The young woman stepped back, wrapping her left hand around the hilt of her sword.  "I'd be obliged to remove your hand, sir, if you don't do so yourself."

"You still haven't told me your name."  The nagging voice whispered that there was a better way to go about this.  Symihr chose to ignore it.

"I'm warning you, sir, I'm not one to joke."  Her left hand now had a firm grip on the sword's hilt; there was a short, soft hiss as the blade slid slowly against its sheath.  She was tense, ready to draw the sword fully from the scabbard on her back.

An area started to clear around them, well out of range of the young woman's sword.  Coins were passed back and forth.  A fight was brewing, as it often did in this bar, and the usual betters weren't going to miss out.  The Kierr bartender carefully moved the bottles under the counter for safekeeping and flicked an ear in annoyance.  He eyed the two Humans with a look that could be translated to "not this again."

"Now don't do anything you might regret, lady.  All I want is your name.  Mine is Symihr."  He still held her wrist, paying little mind to her threats, not thinking she was capable of carrying them out.  The small, whispering voice said otherwise, but by now it was being firmly ignored.

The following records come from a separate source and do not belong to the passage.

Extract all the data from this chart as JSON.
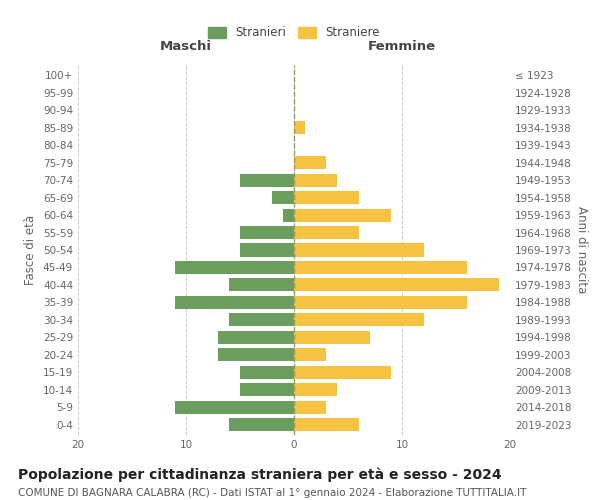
{
  "age_groups": [
    "0-4",
    "5-9",
    "10-14",
    "15-19",
    "20-24",
    "25-29",
    "30-34",
    "35-39",
    "40-44",
    "45-49",
    "50-54",
    "55-59",
    "60-64",
    "65-69",
    "70-74",
    "75-79",
    "80-84",
    "85-89",
    "90-94",
    "95-99",
    "100+"
  ],
  "birth_years": [
    "2019-2023",
    "2014-2018",
    "2009-2013",
    "2004-2008",
    "1999-2003",
    "1994-1998",
    "1989-1993",
    "1984-1988",
    "1979-1983",
    "1974-1978",
    "1969-1973",
    "1964-1968",
    "1959-1963",
    "1954-1958",
    "1949-1953",
    "1944-1948",
    "1939-1943",
    "1934-1938",
    "1929-1933",
    "1924-1928",
    "≤ 1923"
  ],
  "maschi": [
    6,
    11,
    5,
    5,
    7,
    7,
    6,
    11,
    6,
    11,
    5,
    5,
    1,
    2,
    5,
    0,
    0,
    0,
    0,
    0,
    0
  ],
  "femmine": [
    6,
    3,
    4,
    9,
    3,
    7,
    12,
    16,
    19,
    16,
    12,
    6,
    9,
    6,
    4,
    3,
    0,
    1,
    0,
    0,
    0
  ],
  "maschi_color": "#6b9e5e",
  "femmine_color": "#f5c242",
  "bg_color": "#ffffff",
  "grid_color": "#cccccc",
  "title": "Popolazione per cittadinanza straniera per età e sesso - 2024",
  "subtitle": "COMUNE DI BAGNARA CALABRA (RC) - Dati ISTAT al 1° gennaio 2024 - Elaborazione TUTTITALIA.IT",
  "ylabel_left": "Fasce di età",
  "ylabel_right": "Anni di nascita",
  "legend_maschi": "Stranieri",
  "legend_femmine": "Straniere",
  "xlim": 20,
  "title_fontsize": 10,
  "subtitle_fontsize": 7.5,
  "tick_fontsize": 7.5,
  "label_fontsize": 8.5
}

"Symihr," she said firmly as the sword hissed again, "you are about to lose your hand.  Let go!"

Symihr wondered and reflected on how wise he was being.  The whispering conscience sighed with relief.  There was no telling how much she, if this was indeed the girl he'd known, had changed in the three years since he had last seen her.  Back then she could barely handle a long knife, let alone a sword, especially one as sizable as this.  Well, it didn't take much skill to hack off a limb, now did it?  He let go of her wrist.  She snatched it back with a sneer and strode quickly out of the room.  The gamblers sighed disappointment and retrieved their bids.  Symihr ground his teeth and followed.